What are the odds a young man deemed too violent for a youth reintegration program would be allowed to just go free? And then be expected to walk the straight and narrow on Albuquerque streets?
That’s what Albuquerque residents are left betting on now that mobbing defendant Enrique Palomino, 18, is out, just in time for the holidays.
And what are the odds anyone would even know that Palomino was being released, or that prosecutors and social service staff maintain he’s a continuing “danger to the community,” under a proposed court rule shielding juvenile court records from view?
Those are undisputedly zero.
Palomino and five other teenagers were arrested in July 2015 after a “mobbing” rampage of breaking into homes and vehicles in the Northeast Heights that included the fatal shooting of homeowner Steven Gerecke in his driveway. Palomino, who was 14 at the time of the mobbing, pleaded guilty to aggravated burglary, conspiracy, larceny and taking a motor vehicle. Since then he has been in and out of treatment facilities, and during a stint in a Utah program he allegedly beat up another youth, then escaped.
Back in New Mexico, Children, Youth and Families Department officials argued in September that Palomino should be incarcerated at a juvenile detention facility until age 21 because he posed a continuing “danger to the community.” Children’s Court Judge John Romero put him on supervised probation on Oct. 26 but wanted him in a youth reintegration center or other transitional program. One day later, on Oct. 27, Palomino is alleged to have punched a 17-year-old in the face during a basketball game at the juvenile detention center in Albuquerque. So the DA’s Office sought to revoke his probation and filed a felony child-abuse charge, and Palomino was arrested and held at the adult Metropolitan Detention Center pending further hearings.
Then the alleged victim from the basketball game refused to testify, the charge was dropped, and despite efforts by his attorney, the judge and juvenile justice probation officials, no program would accept him.
So what to do with Palomino? Well, why not ignore all those warnings and just set him free – with a stretched-thin support system to help ensure he does not re-offend? The MDC released Palomino to serve his supervised probation until he is 21. Now CYFD is expected to keep tabs on him for the next two years and make sure he gets counseling and his high school diploma or GED. For those residents worried about their safety and advocates worried about helping Palomino turn his life around, Diana Garcia, 2nd Judicial District deputy district attorney in the juvenile division, has this:
“The case is done. He’s on probation.

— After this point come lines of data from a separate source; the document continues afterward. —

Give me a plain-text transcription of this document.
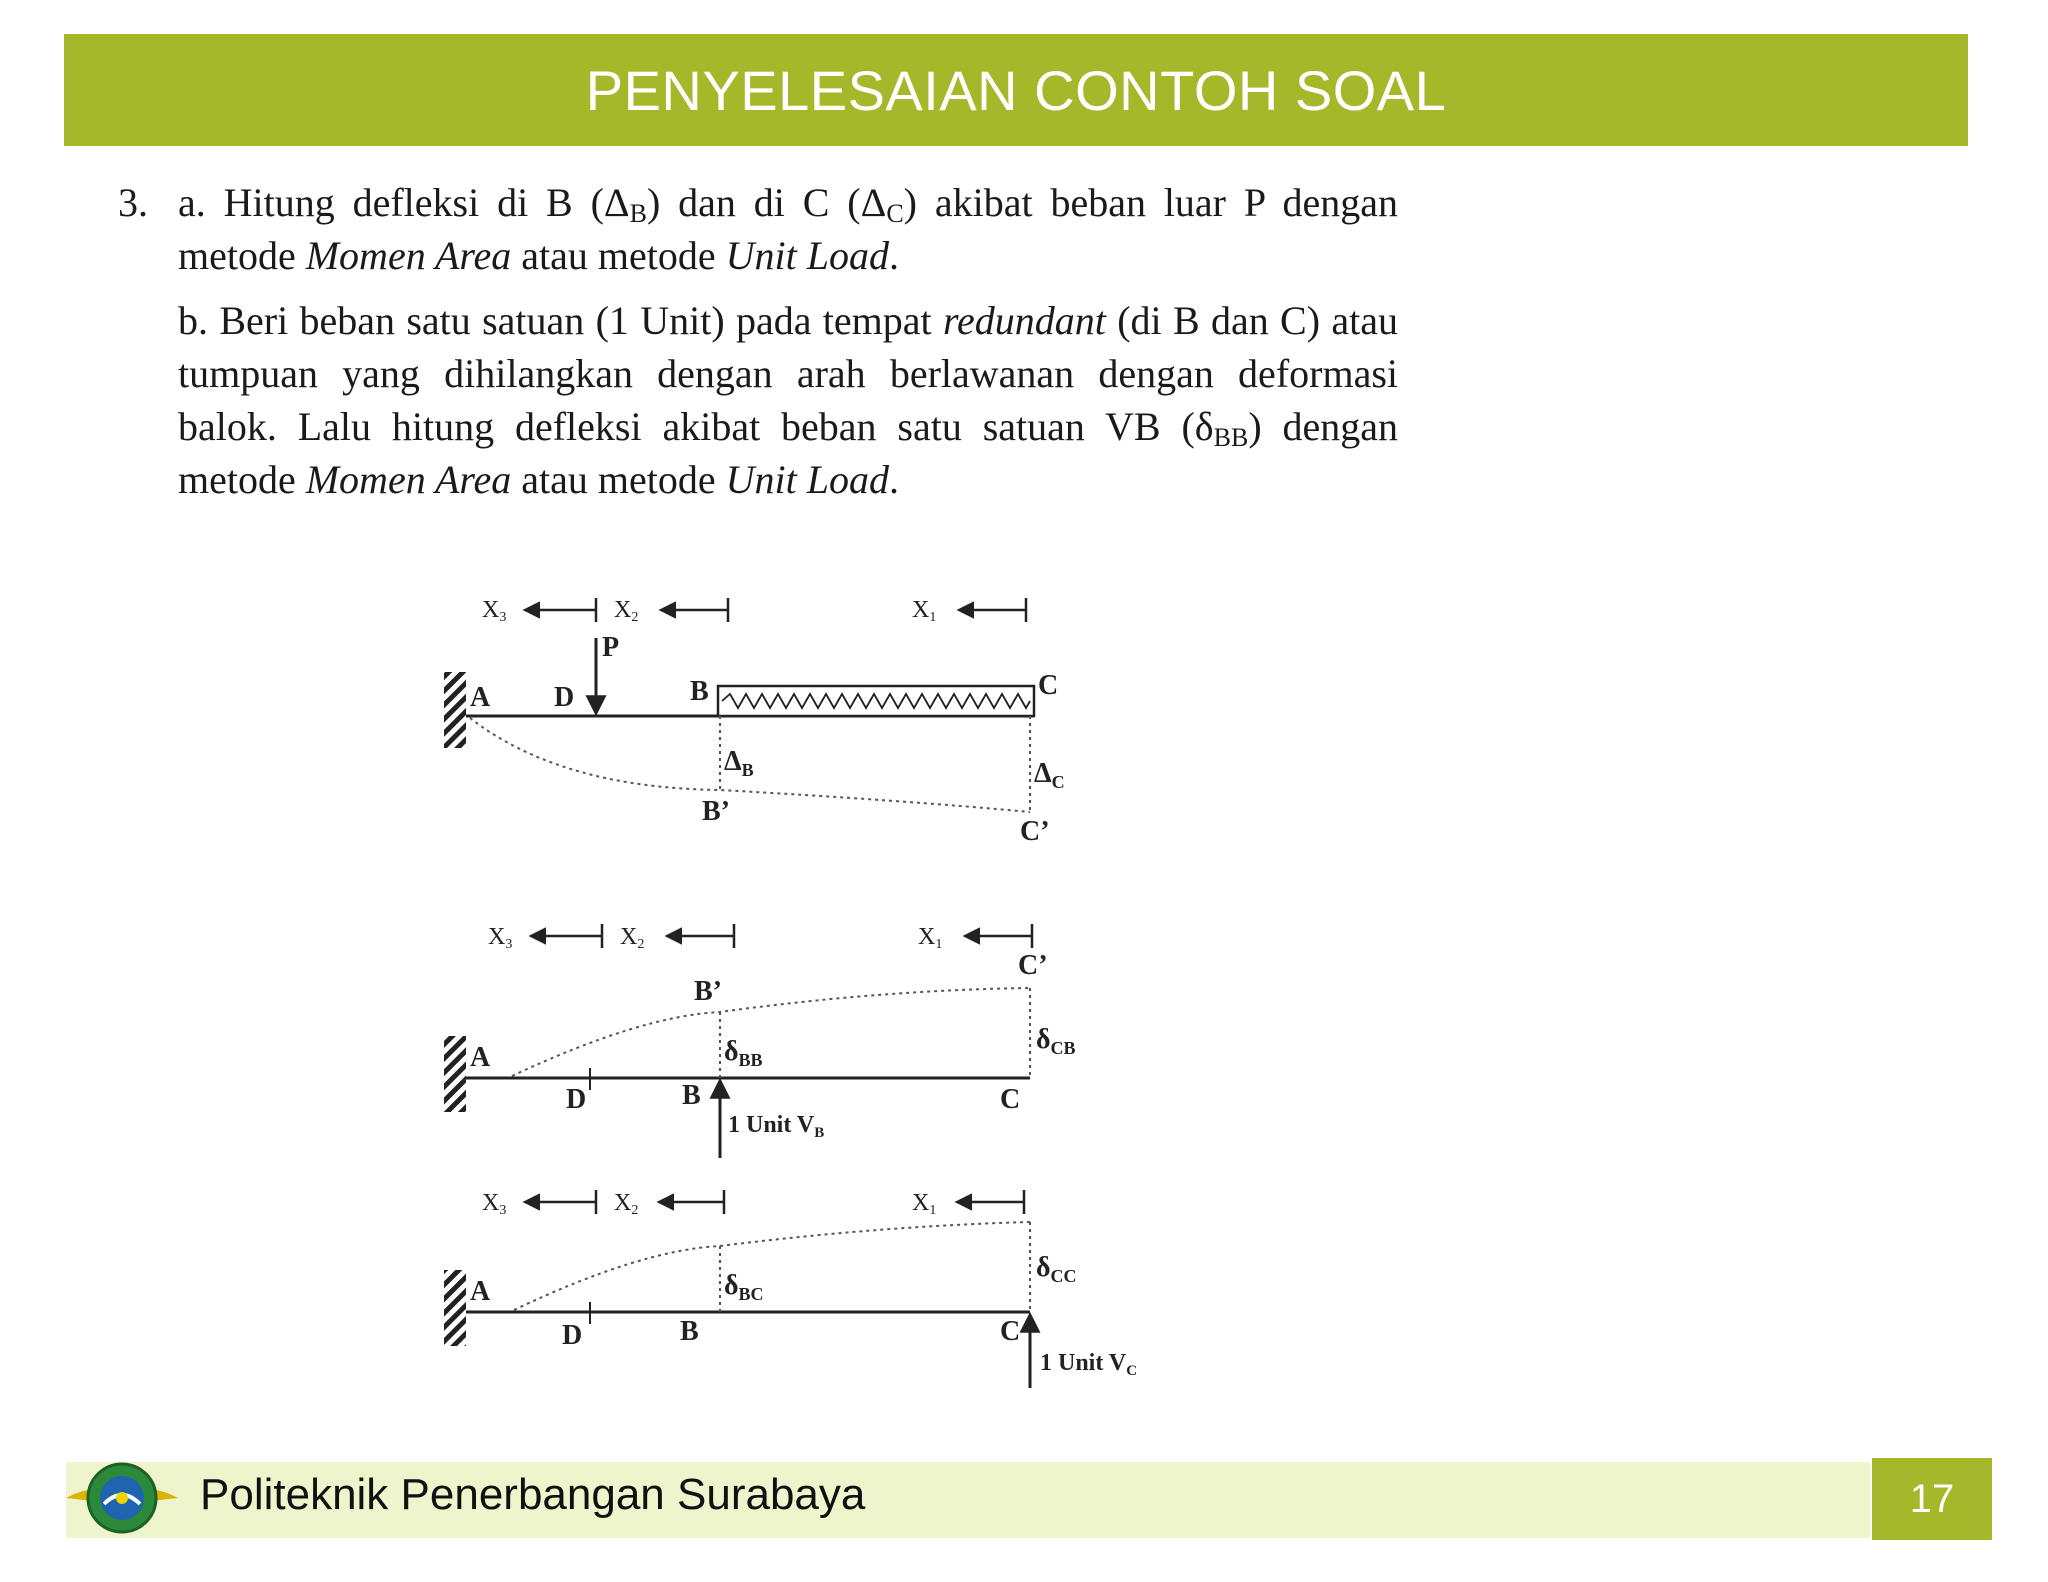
PENYELESAIAN CONTOH SOAL
3. a. Hitung defleksi di B $(\Delta_B)$ dan di C $(\Delta_C)$ akibat beban luar P dengan metode Momen Area atau metode Unit Load.

b. Beri beban satu satuan (1 Unit) pada tempat redundant (di B dan C) atau tumpuan yang dihilangkan dengan arah berlawanan dengan deformasi balok. Lalu hitung defleksi akibat beban satu satuan VB $(\delta_{BB})$ dengan metode Momen Area atau metode Unit Load.

X3	X2	X1
P
A D	B	C
$\Delta_B$	$\Delta_C$
B’
C’
X3	X2	X1
A
D	B	C
B’
C’
$\delta_{BB}$
$\delta_{CB}$
1 Unit $V_B$
X3	X2	X1
A
D	B	C
$\delta_{BC}$
$\delta_{CC}$
1 Unit $V_C$
Politeknik Penerbangan Surabaya	17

Until he violates probation, there’s nothing that we can do.”
Now that an 18-year-old Palomino has ended up on CYFD’s probation check list, we urge CYFD officials to do their due diligence to make sure he adheres to the minimal terms of his probation and is steered to programs that will hopefully help him change his life’s path.
And we urge the New Mexico Supreme Court to reject proposed new rules that would seal many juvenile court records, including Palomino’s. The argument is that this secrecy would protect individuals from being haunted by “youthful indiscretions.” Palomino has been accused of many things; youthful indiscretion is not one of them.
As for the system that dumped Palomino out on the street? There’s simply no defense for putting both the community and a young serious offender at risk.